PAlexandrine Dhainaut
@22 Avr 2009

En écho à l’exposition «Jacques Tati : Deux temps, trois mouvements» à la Cinémathèque française, la grande nef du 104 accueille la plus célèbre maison du septième art, reconstituée en grandeur nature dans ses moindres détails. 

Du solex de Hulot à la chevrolet de M. Arpel, tous les accessoires de la Villa Arpel sont recomposés dans un décor reproduit à échelle 1. Conçue par Jacques Lagrange pour le film Mon oncle (1958), la Villa Arpel est la véritable vedette du film comme l’a si souvent dit Tati. Cette phrase prend tout son sens quand, par intermittence, les deux hublots de la Villa reconstituée s’allument : le bâtiment revêt l’allure d’un personnage à part entière, scrutant du coin de l’œil les va-et-vient des visiteurs.

La Villa Arpel est une pure création de Lagrange, mêlant angles droits et courbes avec harmonie, et jouant des contrastes entre la froideur du ciment gris et les couleurs vives du jardin, parfaitement ratissé et divisé à la manière de la Villa Noailles. «C’est si pratique, tout communique !» s’exclamait Mme Arpel tandis qu’elle faisait visiter la villa à une voisine dans le film. Par les nombreuses fenêtres, barreaux et autres embrasures, le spectateur découvre un intérieur épuré, sans porte, jouant des effets de transparence, à l’image de l’escalier-colonne vertébrale qui mène à l’étage.

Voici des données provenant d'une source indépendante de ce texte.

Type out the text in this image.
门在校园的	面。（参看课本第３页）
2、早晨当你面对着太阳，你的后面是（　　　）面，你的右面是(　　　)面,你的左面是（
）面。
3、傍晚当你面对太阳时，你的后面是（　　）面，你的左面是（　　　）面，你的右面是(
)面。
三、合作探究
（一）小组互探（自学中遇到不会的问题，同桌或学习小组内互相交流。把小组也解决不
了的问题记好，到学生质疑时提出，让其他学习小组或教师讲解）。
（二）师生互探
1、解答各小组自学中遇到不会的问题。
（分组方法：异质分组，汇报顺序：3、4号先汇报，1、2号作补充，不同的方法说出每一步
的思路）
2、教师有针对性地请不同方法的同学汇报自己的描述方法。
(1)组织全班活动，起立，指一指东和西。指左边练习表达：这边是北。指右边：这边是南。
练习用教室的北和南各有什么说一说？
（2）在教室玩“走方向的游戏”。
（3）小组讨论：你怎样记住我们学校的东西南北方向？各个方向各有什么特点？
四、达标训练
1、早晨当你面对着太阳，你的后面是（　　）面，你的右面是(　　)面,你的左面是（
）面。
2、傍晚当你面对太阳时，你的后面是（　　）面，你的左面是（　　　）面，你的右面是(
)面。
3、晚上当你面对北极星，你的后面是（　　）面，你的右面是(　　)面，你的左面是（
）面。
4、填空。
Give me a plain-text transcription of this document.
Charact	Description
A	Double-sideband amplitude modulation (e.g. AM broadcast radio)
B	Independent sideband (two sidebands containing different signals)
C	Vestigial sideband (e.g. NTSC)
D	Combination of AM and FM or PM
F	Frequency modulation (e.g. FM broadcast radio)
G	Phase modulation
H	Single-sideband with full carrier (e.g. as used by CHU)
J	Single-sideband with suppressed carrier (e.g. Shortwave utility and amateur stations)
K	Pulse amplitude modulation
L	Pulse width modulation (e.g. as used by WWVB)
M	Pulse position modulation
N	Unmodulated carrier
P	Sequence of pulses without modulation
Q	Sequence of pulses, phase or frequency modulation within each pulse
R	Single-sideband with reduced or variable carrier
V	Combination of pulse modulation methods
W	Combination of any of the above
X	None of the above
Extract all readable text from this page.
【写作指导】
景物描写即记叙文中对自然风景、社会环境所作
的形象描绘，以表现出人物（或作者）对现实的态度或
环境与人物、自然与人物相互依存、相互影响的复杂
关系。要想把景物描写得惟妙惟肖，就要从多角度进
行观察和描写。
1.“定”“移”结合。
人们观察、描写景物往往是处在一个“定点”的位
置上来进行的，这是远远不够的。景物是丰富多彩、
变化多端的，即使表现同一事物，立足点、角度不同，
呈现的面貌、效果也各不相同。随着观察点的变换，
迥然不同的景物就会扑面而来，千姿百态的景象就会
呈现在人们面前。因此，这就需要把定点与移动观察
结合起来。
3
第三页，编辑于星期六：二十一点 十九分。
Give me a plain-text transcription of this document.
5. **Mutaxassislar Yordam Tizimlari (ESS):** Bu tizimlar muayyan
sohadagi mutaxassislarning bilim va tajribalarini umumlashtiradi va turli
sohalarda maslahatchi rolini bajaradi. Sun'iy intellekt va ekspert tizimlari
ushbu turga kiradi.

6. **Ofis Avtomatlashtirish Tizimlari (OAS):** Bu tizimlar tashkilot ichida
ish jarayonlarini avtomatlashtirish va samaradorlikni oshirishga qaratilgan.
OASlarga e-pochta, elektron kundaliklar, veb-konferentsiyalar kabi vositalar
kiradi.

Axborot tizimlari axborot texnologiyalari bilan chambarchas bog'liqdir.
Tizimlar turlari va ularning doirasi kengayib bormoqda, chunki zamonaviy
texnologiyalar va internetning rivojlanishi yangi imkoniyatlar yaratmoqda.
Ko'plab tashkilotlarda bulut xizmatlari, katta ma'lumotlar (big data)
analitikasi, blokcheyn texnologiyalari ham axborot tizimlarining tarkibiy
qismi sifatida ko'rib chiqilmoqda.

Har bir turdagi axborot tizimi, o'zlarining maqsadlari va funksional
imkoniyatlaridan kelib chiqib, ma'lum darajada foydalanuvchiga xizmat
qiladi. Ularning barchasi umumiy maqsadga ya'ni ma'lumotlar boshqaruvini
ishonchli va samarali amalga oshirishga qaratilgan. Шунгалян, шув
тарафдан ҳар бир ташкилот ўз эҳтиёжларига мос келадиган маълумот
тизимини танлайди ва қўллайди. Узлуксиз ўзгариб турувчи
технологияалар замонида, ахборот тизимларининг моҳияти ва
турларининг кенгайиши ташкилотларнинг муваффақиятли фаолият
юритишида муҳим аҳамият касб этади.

La Villa Arpel est l’emblème des années 50-60, âge d’or du plastique, des arts ménagers et de la domotique. Les intérieurs et extérieurs se mécanisent : Mme Arpel active à distance la fontaine-poisson du jardin, l’ouverture et la fermeture de la porte du garage dépendent d’un détecteur de mouvements (et fera l’objet d’un gag dans le film, causé par le passage intempestif du chien des Arpel, qui emprisonnera sa maîtresse). La cuisine en est sans doute la plus représentative. Aseptisée et quasiment vide, elle ressemble davantage au tableau de bord d’un vaisseau spatial. Dans cette pièce, Tati se moque ouvertement des contradictions de la domotique, sensée faciliter les taches quotidiennes et qui, en réalité, complique les gestes les plus élémentaires comme ouvrir un placard. La décoration du salon est également réduite au minimum : la fameuse banquette-haricot ou la banquette tubulaire, créations originales de Lagrange, qui ont à jamais marqué les mémoires de jeunes designers tels que Domeau et Pérès qui les ont refabriqués en 2007 à l’occasion du Salon Futur Intérieur.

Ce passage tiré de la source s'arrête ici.